『ダンサー・イン・ザ・ダーク』 --鬱映画

ダンサー・イン・ザ・ダーク [DVD]
 尊敬する知人二人が大絶賛で、そのうちの片方が「絶対見ろ」とDVDを押しつけてくれたので拝見しました。
 見終わった時の私の顔 →(; ´Д`)
 この顔文字を使いたいと、はじめて心から思いました。
 救いのない作品を作っちゃう人の心境が本気で分からないっす。これでもかこれでもかっててんこ盛りの不幸の連続攻撃に、痛ましくて本気で涙こそすれ、コレを見て何を思えばいいのか本気で分からんっす。ヒミツを軽々しく打ち明けてはいかんという教訓なのか。自分の幸福を認識しろってお説教なのか。なのか。
 大柄な金髪女性に好かれるタイプなのか(笑)すっごくサポートしてくれる女性が二人いたのと、彼氏志願の生え際の危ういおっさんが非常に誠意のある男だったのが救いでした。つか協力者に恵まれてるんだから、攻勢に出ればあんなひどいラストにはならなかったんじゃないかなあと、つい、思ってしまいます。…鬱。
 んー。だけど非凡な作品であるのは、素人めにもよく分かりました。前述の尊敬する知人二人が大絶賛するのも納得です。
 歌以外のパートがね、カメラワークが粗雑?なの?ハンディカメラで撮ったみたいにぐらぐらしてて、しゃべる人の方をぱっと向くの。

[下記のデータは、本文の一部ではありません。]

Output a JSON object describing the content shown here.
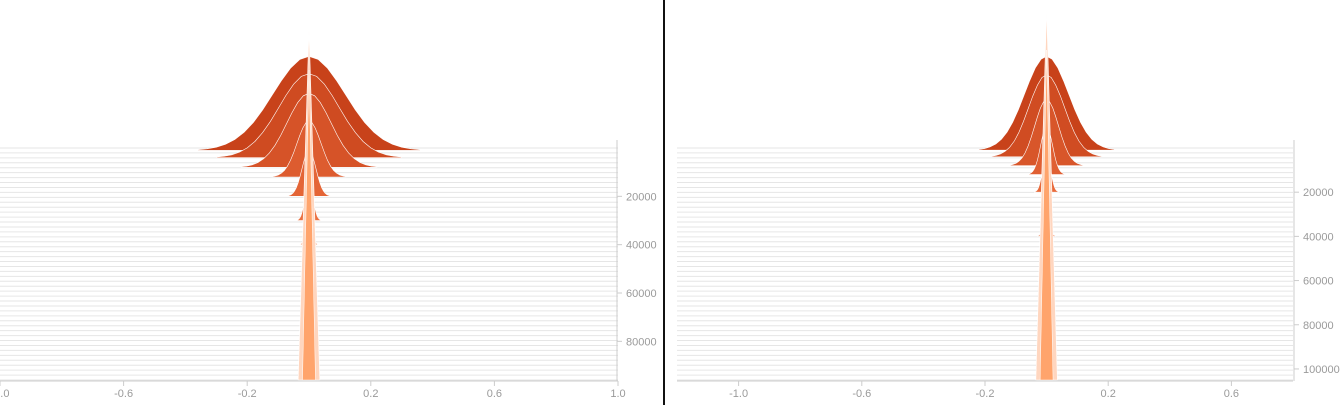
{
  "colors": {
    "back": "#c8421a",
    "mid": "#e8693a",
    "front": "#ffa46c",
    "light": "#ffd6bf",
    "line": "#e6e6e6",
    "axis": "#cccccc",
    "text": "#9a9a9a"
  },
  "chart_data": [
    {
      "type": "area",
      "title": "",
      "xlabel": "",
      "ylabel": "",
      "xlim": [
        -1.0,
        1.0
      ],
      "x_ticks": [
        "-1.0",
        "-0.6",
        "-0.2",
        "0.2",
        "0.6",
        "1.0"
      ],
      "ylim": [
        0,
        96000
      ],
      "y_ticks": [
        "20000",
        "40000",
        "60000",
        "80000"
      ],
      "peak_x": 0.0,
      "description_series": [
        {
          "step": 1000,
          "spread": 0.36,
          "height": 34
        },
        {
          "step": 4000,
          "spread": 0.3,
          "height": 30
        },
        {
          "step": 8000,
          "spread": 0.22,
          "height": 26
        },
        {
          "step": 12000,
          "spread": 0.12,
          "height": 14
        },
        {
          "step": 20000,
          "spread": 0.07,
          "height": 10
        },
        {
          "step": 30000,
          "spread": 0.04,
          "height": 8
        },
        {
          "step": 40000,
          "spread": 0.03,
          "height": 7
        },
        {
          "step": 60000,
          "spread": 0.03,
          "height": 6
        },
        {
          "step": 80000,
          "spread": 0.03,
          "height": 6
        },
        {
          "step": 96000,
          "spread": 0.03,
          "height": 6
        }
      ]
    },
    {
      "type": "area",
      "title": "",
      "xlabel": "",
      "ylabel": "",
      "xlim": [
        -1.2,
        0.8
      ],
      "x_ticks": [
        "-1.0",
        "-0.6",
        "-0.2",
        "0.2",
        "0.6"
      ],
      "ylim": [
        0,
        105000
      ],
      "y_ticks": [
        "20000",
        "40000",
        "60000",
        "80000",
        "100000"
      ],
      "peak_x": 0.0,
      "description_series": [
        {
          "step": 1000,
          "spread": 0.22,
          "height": 40
        },
        {
          "step": 4000,
          "spread": 0.18,
          "height": 34
        },
        {
          "step": 8000,
          "spread": 0.12,
          "height": 24
        },
        {
          "step": 12000,
          "spread": 0.06,
          "height": 12
        },
        {
          "step": 20000,
          "spread": 0.04,
          "height": 8
        },
        {
          "step": 40000,
          "spread": 0.03,
          "height": 6
        },
        {
          "step": 60000,
          "spread": 0.03,
          "height": 6
        },
        {
          "step": 80000,
          "spread": 0.03,
          "height": 6
        },
        {
          "step": 105000,
          "spread": 0.03,
          "height": 6
        }
      ]
    }
  ]
}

ズームインもなんかぶれててタイミングがずれてて。カット割りもなんだか唐突でBGMもなしでさ。映画っちゅーより、ドキュメンタリーみたいな雰囲気で。いやでも最近のNHKのドキュメンタリー番組の方がよっぽど小じゃれて見えるくらいの野暮ったさ。こんなにゲージュツっぽい作品だったのか退屈〜と間を持たせるためにビールを空けたのですが、直後に後悔しました。
 ミュージカルのシーンがほんとうに素晴らしい!
 カメラワークが別人の様に気合い入りまくったものになり、画面の色調も鮮やかになり、文字通り万物が主人公とともに歌い踊ります。不意打ちをくらった工場でのシーンではアゴが外れそうになりました。続いての列車のシーンが美しくて美しくて口半開きでしばし呆然と。ビールはすっかり気が抜けてしまいました。
 そして主人公のビョークさん演じるセルマちゃんが古典的な意味での眼鏡ッ娘であり大変萌えます。普段は髪がぼうぼうでぶっといフレームのビン底眼鏡なんだけど、眼鏡を放り投げて歌い踊り出すと……すんごい美人になるの!やぼったいセルマ-粗雑なカメラワークと、美人のセルマ-美しすぎる映像は、確信犯だったのかー!やられたー!

 いま、日記を書きながらミュージカルのシーンを見返しているうちに、それが全てセルマちゃんの空想だと思い至り、また鬱になりました。うーん、空想というより妄想かも…死者が蘇り加害者を許してますね。恐るべしセルマちゃんの妄想パワー………もっと鬱になってきちゃった……飲酒、しなおすかなあ。